Described in a study published in the Proceedings of the National Academy of Science, researchers at Hamamatsu University School of Medicine in Japan made their discovery while testing how long various animals could survive in the high-vacuum environment that's created when scanning an object with an electron microscope.

Most organisms lose water rapidly in such conditions, which leads to death by dehydration and physical distortion.

However, the larvae of the fruit fly Drosophila survived for 60 minutes in the high-vacuum state and continued developing normally after being returned to normal pressure.

The data builds on the team's previous findings that some organisms, including beetle larvae and ticks, can survive short periods in low-pressure environments on Earth and, in the case of tardigrades, the 1-millimeter-long creatures also known as 'water bears,' in outer space.

Biologist Takahiko Hariyama, lead researcher of the group, explained the cuticles of fruit fly larvae are naturally coated in a substance made of protein molecules, which locked together in long chains, or polymers, when exposure to the high-intensity beam of the electron microscope.

The result was a flexible coat measuring just 50-100 nanometers thick.

To further test their hypothesis, the researchers applied an artificial  version of the coating to organisms that don't usually have one naturally, including a flatworm and the larvae of an Asian tiger mosquito. The man-made coating provided similar protection.

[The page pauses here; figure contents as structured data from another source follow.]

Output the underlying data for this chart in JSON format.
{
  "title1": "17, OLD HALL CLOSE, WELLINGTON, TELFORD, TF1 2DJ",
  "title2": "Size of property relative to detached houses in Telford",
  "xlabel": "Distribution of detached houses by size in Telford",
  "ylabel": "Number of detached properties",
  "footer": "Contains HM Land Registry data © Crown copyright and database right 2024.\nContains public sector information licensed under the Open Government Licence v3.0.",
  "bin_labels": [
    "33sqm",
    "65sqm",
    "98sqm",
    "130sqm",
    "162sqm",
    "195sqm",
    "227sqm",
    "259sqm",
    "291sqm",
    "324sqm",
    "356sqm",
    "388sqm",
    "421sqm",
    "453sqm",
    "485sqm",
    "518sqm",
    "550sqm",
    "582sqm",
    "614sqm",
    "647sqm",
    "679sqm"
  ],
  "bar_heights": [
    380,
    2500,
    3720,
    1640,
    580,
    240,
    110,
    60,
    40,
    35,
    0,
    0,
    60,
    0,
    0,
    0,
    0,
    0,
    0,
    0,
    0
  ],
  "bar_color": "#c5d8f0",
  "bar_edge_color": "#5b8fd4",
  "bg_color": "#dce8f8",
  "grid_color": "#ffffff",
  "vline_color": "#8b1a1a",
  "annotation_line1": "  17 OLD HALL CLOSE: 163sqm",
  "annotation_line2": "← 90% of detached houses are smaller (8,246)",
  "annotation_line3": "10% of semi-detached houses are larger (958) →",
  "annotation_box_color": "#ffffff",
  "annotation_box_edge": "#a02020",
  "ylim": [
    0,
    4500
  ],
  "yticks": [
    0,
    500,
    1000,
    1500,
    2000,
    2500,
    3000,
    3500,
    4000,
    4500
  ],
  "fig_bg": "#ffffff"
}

If it proves sound, the technique "could change the way in which some living organisms could be studied using present-day electron microscopes", says Harry Horner, a developmental biologist at Iowa State University in Ames. "Not only with organisms that exist on Earth, but with organisms sent into space or retrieved from space explorations."

Hariyama and his team next plan to send small animals wearing nano-suits to space. He adds they've already had success applying nano-suits to small fish.